Ainsi, l'article 11 de la loi de finances initiale pour 2001 a institué, pour les seules entreprises pétrolières, une taxe exceptionnelle assise sur la fraction excédant alors 100 millions de francs (soit 15,244 millions d'euros) du montant de la provision pour hausse des prix inscrite au bilan à la clôture du premier exercice clos à compter du 20 septembre 2000, ou à la clôture de l'exercice précédent si le montant correspondant était supérieur.

Cette taxe exceptionnelle était toutefois imputable sur l'impôt sur les sociétés (IS) dû au titre de l'exercice au cours duquel la provision sur laquelle elle est assise était réintégrée (au plus tard à l'expiration de la sixième année suivant la date de la clôture de l'exercice où la provision a été dotée). Cette disposition visait à limiter le risque de double imposition.

L'année suivante, l'article 25 de la loi de finances pour 2002 assujettissait les seules entreprises pétrolières ayant dû acquitter la taxe exceptionnelle de 25 % en 2001 à une taxe complémentaire égale à 8,33 % de l'assiette de la taxe exceptionnelle, c'est à dire égale au tiers de la taxe exceptionnelle .

Ensuite, l'article 67 de la loi n° 2007-1824 du 25 décembre 2007 de finances rectificative pour 2007 a instauré une taxe exceptionnelle de 25 % sur la provision pour hausse des prix au titre du premier exercice clos à compter du 31 décembre 2007.

Puis, l'année suivante, l'article 18 de la loi n° 2008-1425 du 27 décembre 2008 de finances pour 2009 a reconduit ce dispositif sur la PHP au titre du premier exercice clos à compter du 31 décembre 2008.

Enfin, l'article 16 de la loi n° 2011-900 du 29 juillet 2011 de finances rectificative pour 2011 a soumis les entreprises ayant pour objet d'effectuer la première transformation du pétrole brut ou de distribuer les carburants issus de cette transformation à une contribution exceptionnelle sur la PHP au titre du premier exercice clos à compter du 31 décembre 2010.

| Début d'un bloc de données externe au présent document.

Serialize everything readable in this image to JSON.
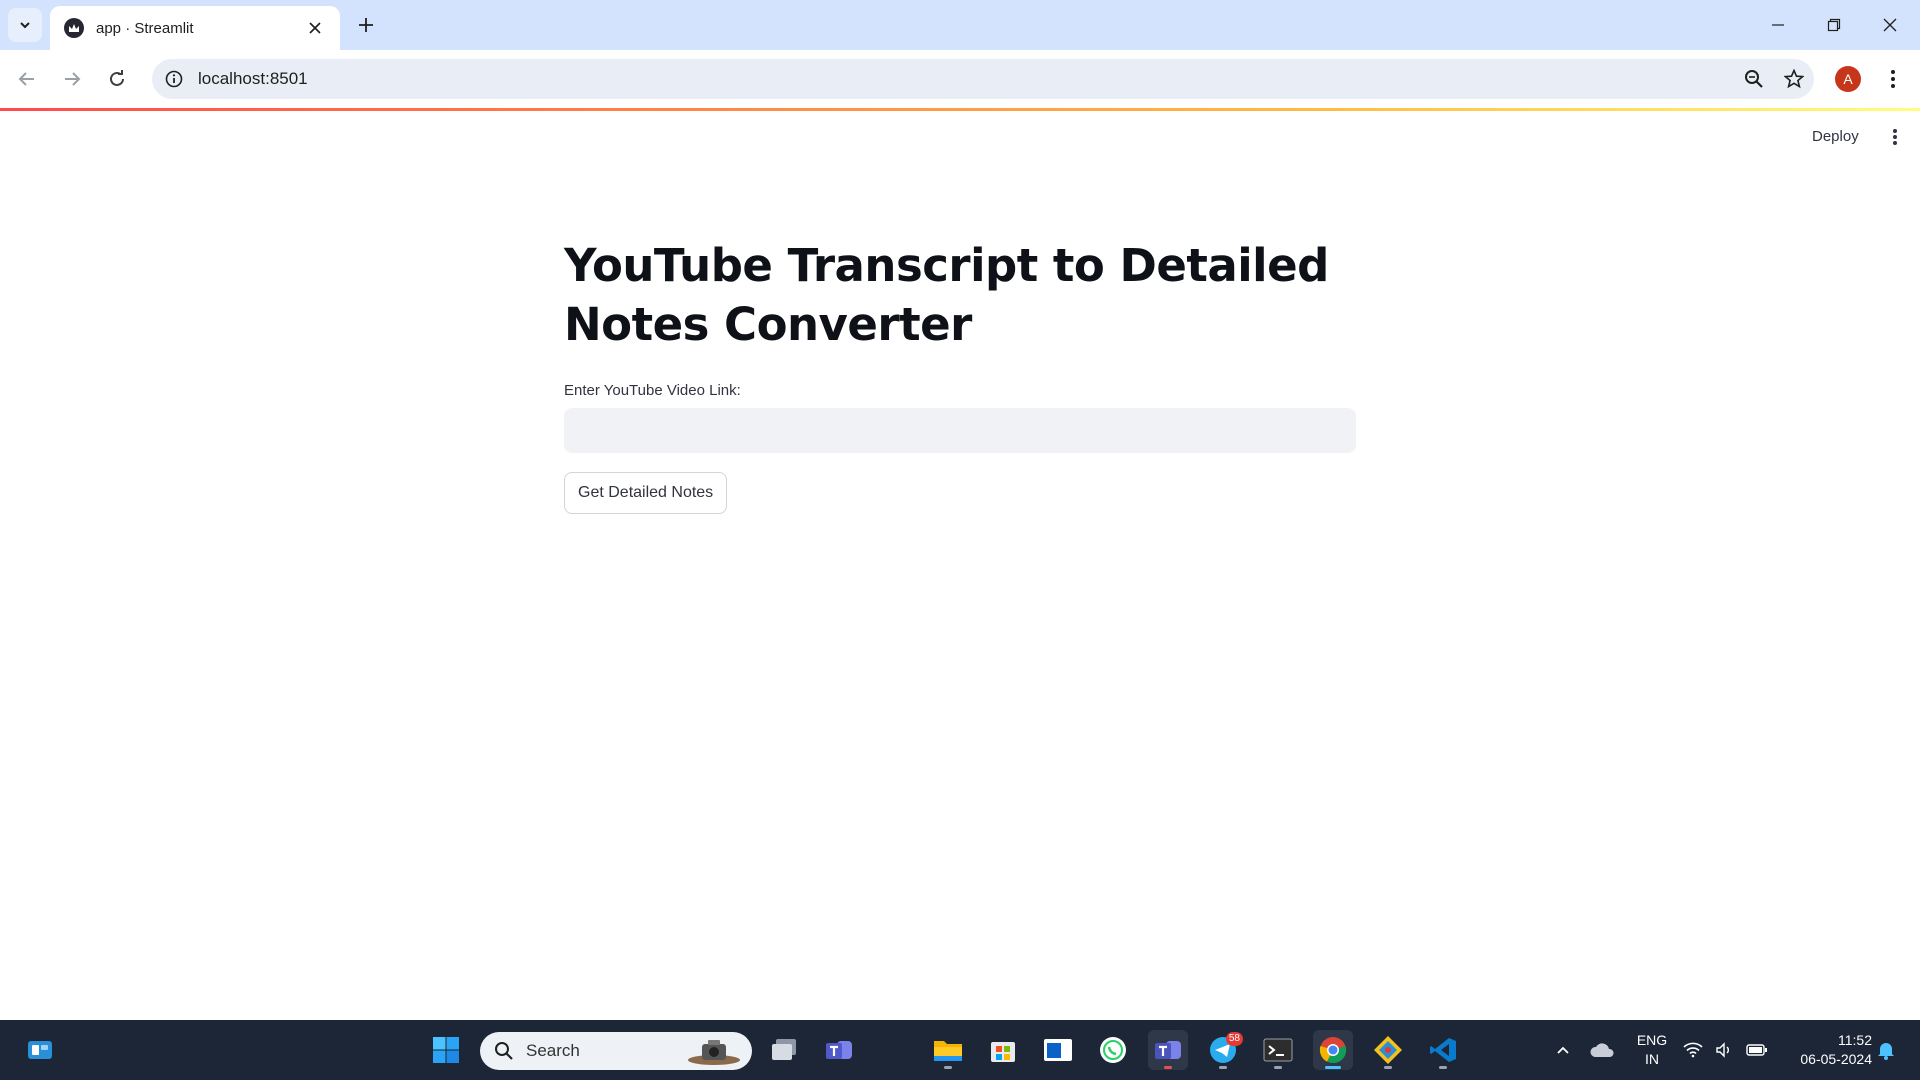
{
  "browser": {
    "tab_title": "app · Streamlit",
    "url": "localhost:8501",
    "profile_initial": "A"
  },
  "header": {
    "deploy_label": "Deploy"
  },
  "main": {
    "title": "YouTube Transcript to Detailed Notes Converter",
    "input_label": "Enter YouTube Video Link:",
    "input_value": "",
    "button_label": "Get Detailed Notes"
  },
  "taskbar": {
    "search_label": "Search",
    "telegram_badge": "58",
    "language_line1": "ENG",
    "language_line2": "IN",
    "time": "11:52",
    "date": "06-05-2024"
  },
  "colors": {
    "accent": "#ff4b4b",
    "title": "#0e1117",
    "input_bg": "#f0f2f6"
  }
}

Cette contribution était assise sur la fraction excédant 100 000 euros du montant de PHP et inscrite au bilan à la clôture de l'exercice ou à la clôture de l'exercice précédent en cas de montant supérieur. Son taux était de 15 %. L'abattement de 100 000 euros visait à exclure les petites entreprises indépendantes du champ de la contribution.

A chaque fois, ces mesures ont été présentées comme exceptionnelles. Le but qui leur était assigné était cependant différent :

- en lois de finances pour 2001 et 2002, il s'agissait de « limiter l'avantage » que les sociétés pétrolières avaient alors tiré de la PHP « dans des conditions exceptionnellement favorables » pour reprendre les termes de l'exposé des motifs du projet de loi de finances pour 2001 ;

- en 2007 et 2008, la contribution était censée apporter une ressource propre à financer le mécanisme de la « prime à la cuve » au travers d'un fonds dédié. Toutefois, du fait de l'imputation de la contribution sur l'IS au moment de la reprise de la PHP, il ne s'agissait pas d'un financement à proprement parler, mais bien davantage d'une « avance de trésorerie » à l'Etat par des sociétés présentées comme prospères.

- en 2011, bien que ce dispositif ait été présenté comme exceptionnel, il se distinguait nettement des précédents en ce qu'aucun mécanisme de restitution ou d'imputation sur l'impôt sur les sociétés (IS) lors de la reprise de la PHP n'était prévu . Le gain pour l'Etat, estimé à 115 millions d'euros, a donc eu un caractère définitif . Il devait notamment permettre de financer le coût de la revalorisation de 4,6 % des barèmes kilométriques applicables, au titre de l'année 2010, aux salariés et à certains titulaires de bénéfices industriels et commerciaux et de bénéfices non commerciaux

II. LE DISPOSITIF PROPOSÉ : UNE CONTRIBUTION EXCEPTIONNELLE SUR LA VALEUR DES STOCKS DE PRODUITS PÉTROLIERS

Le présent article propose d'instaurer une contribution exceptionnelle sur la valeur des stocks de produits pétroliers , due par les sociétés détentrices de tels produits sur la base de la valeur moyenne de leur stock à la fin des trois derniers mois de l'année 2011 . Dans le contexte actuel, une telle assiette paraît en effet plus solide que la provision pour hausse des prix, par nature plus fluctuante.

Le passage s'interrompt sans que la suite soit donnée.